ScoopWhoop appeared at the end of 2013 and at first looked like a clone of BuzzFeed. Everything from the style to the content was very similar to the U.S. company’s early incarnations, before BuzzFeed’s moves towards more serious content. At first, many people even wondered if it was BuzzFeed’s own creation. ScoopWhoop hasn’t gone unnoticed by senior figures at BuzzFeed either.
While BuzzFeed India currently employs 12 people, ScoopWhoop’s staff count stands at 135, all based in a large converted farmhouse on the southwestern outskirts of Delhi, near the international airport. One of its cofounders, 27-year-old Sattvik Mishra, says that ScoopWhoop has a total monthly audience of up to 200 million, including 70 million on its own platform. (The rest are on Facebook or other channels.) The whole thing began as an experiment but quickly became a full-time gig. Mishra’s former employer, an advertising agency in Delhi, is a key investor in ScoopWhoop.@kenbensinger my actual fav is http://t.co/ojeKzmgqXy
— Ben Smith (@semaforben) April 4, 2014
Like BuzzFeed, ScoopWhoop began by producing what Mishra calls “social entertainment,” with which it built a huge audience of young people eager to consume and share the kind of distinctively Indian content that reflects their own lives and experiences. Mishra claims revenues of around $2.5 million in its current fiscal year, largely coming from advertising and branded content. So far, so BuzzFeed.
Two and a half years into its existence, ScoopWhoop is also moving into news, hiring a dozen journalists and building, separately, a team that has begun to produce edgy, Vice-style documentaries about difficult, contemporary Indian subjects. The first one is about militants in Indian-administered Kashmir. By the end of this initial hiring process, there will be at total of around 35 people working on harder news.
Mishra maintains that this does not represent a shift for his company. “The DNA of the company won’t change,” he says. “We are just adding more layers.” There are now verticals for general news, politics, and sports, as well the documentaries, but ScoopWhoop is not abandoning what made it successful in the first place: food and fashion content is also expanding. Mishra is conscious of credibility. “The bread-and-butter will always be entertainment content,” he admits. “But we realised that if wanted to be a media company worth its salt, we had to do news.”
Malini Agarwal — a dancer, radio DJ, digital strategist, and gossip columnist, among other things — began what was then the MissMalini blog five years ago as a response to what she considered a misleading image of India, one that was popularised by the film Slumdog Millionaire. “I wanted to document what the Indian cool kids were doing,” she says.
Now MissMalini is a digital magazine and media house, based in northern Mumbai, with 25 full-time employees.

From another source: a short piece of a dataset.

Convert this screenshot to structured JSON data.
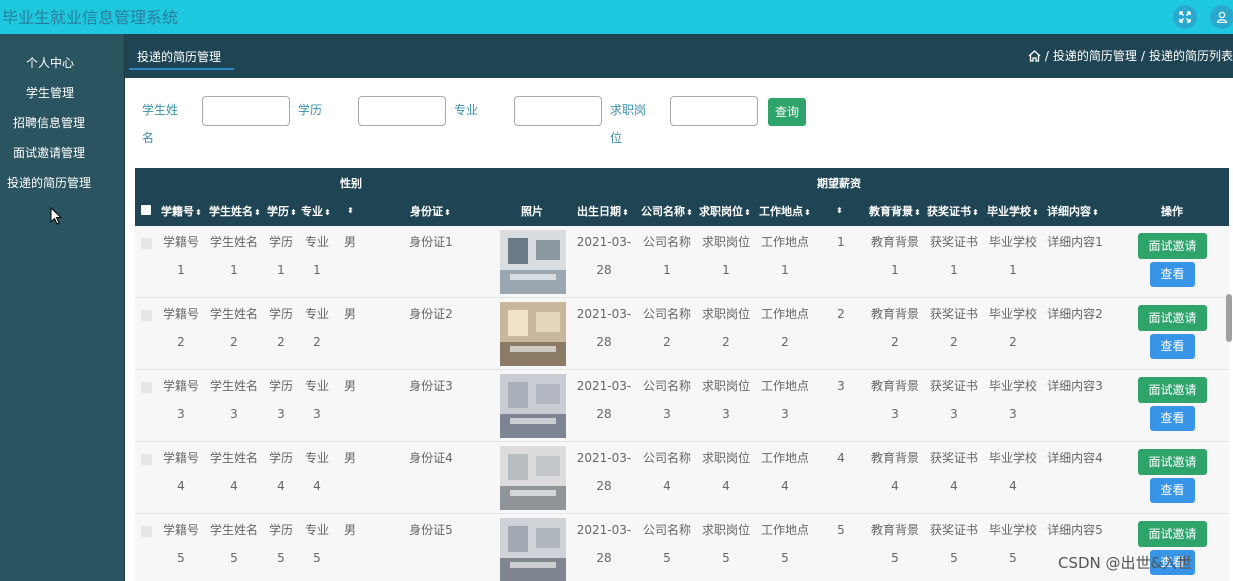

The office has four separate Internet connections plus a 4G dongle — insurance against India’s occasionally unreliable connectivity. It has a largely young, female audience — 4 million unique monthly users to its main website — that is attracted to its mix of Bollywood gossip, fashion, and lifestyle content. Agarwal is still the face of the brand, ubiquitous and popular on social media, where she is seen and heard at glamorous events all over the world. But behind the smiles, she has built up unrivaled access to the entertainment industry, which gives her site, social channels, and TV show content that is hard to find elsewhere.
MissMalini also generates revenue from branded content, social media consulting, and other sources. Agarwal describes it as a “multiplatform media content-creation company” which brings in $1 million a year; the company is currently seeking up to $6 million in venture funding to help them further scale up and improve the technology that powers their services. It will also help pay for content in languages other than English, or for audiences who look beyond Bollywood.
MissMalini has no plans to do traditional news — although Agarwal doesn’t rule it out — but it will produce more verticals and look at longer-form opinion pieces about subjects its audience cares about.
Apart from the ability to create the content, both fun and serious, that is extremely popular among younger Indian digital audiences, both ScoopWhoop and MissMalini have one major advantage over their foreign competition. “There is the idea of a homegrown brand that everyone can relate to here,” says Agarwal. “There was no Indian young version of, say, Ryan Seacrest or Barbie or Hannah Montana — we had no young brand of that sort, right out of India.”
There are many elements of running a media business that are more difficult for foreign companies whose decisions are made in London or New York: building long-term relationships with the major players in Bollywood; leveraging local contacts to find suitable locations; navigating red tape and infrastructural issues. ScoopWhoop, MissMalini and SWEN’s founders, CEOs, and staff are firmly based in India. Home advantage is a substantial asset in India and as these companies grow, that advantage might be too great for their foreign competitors.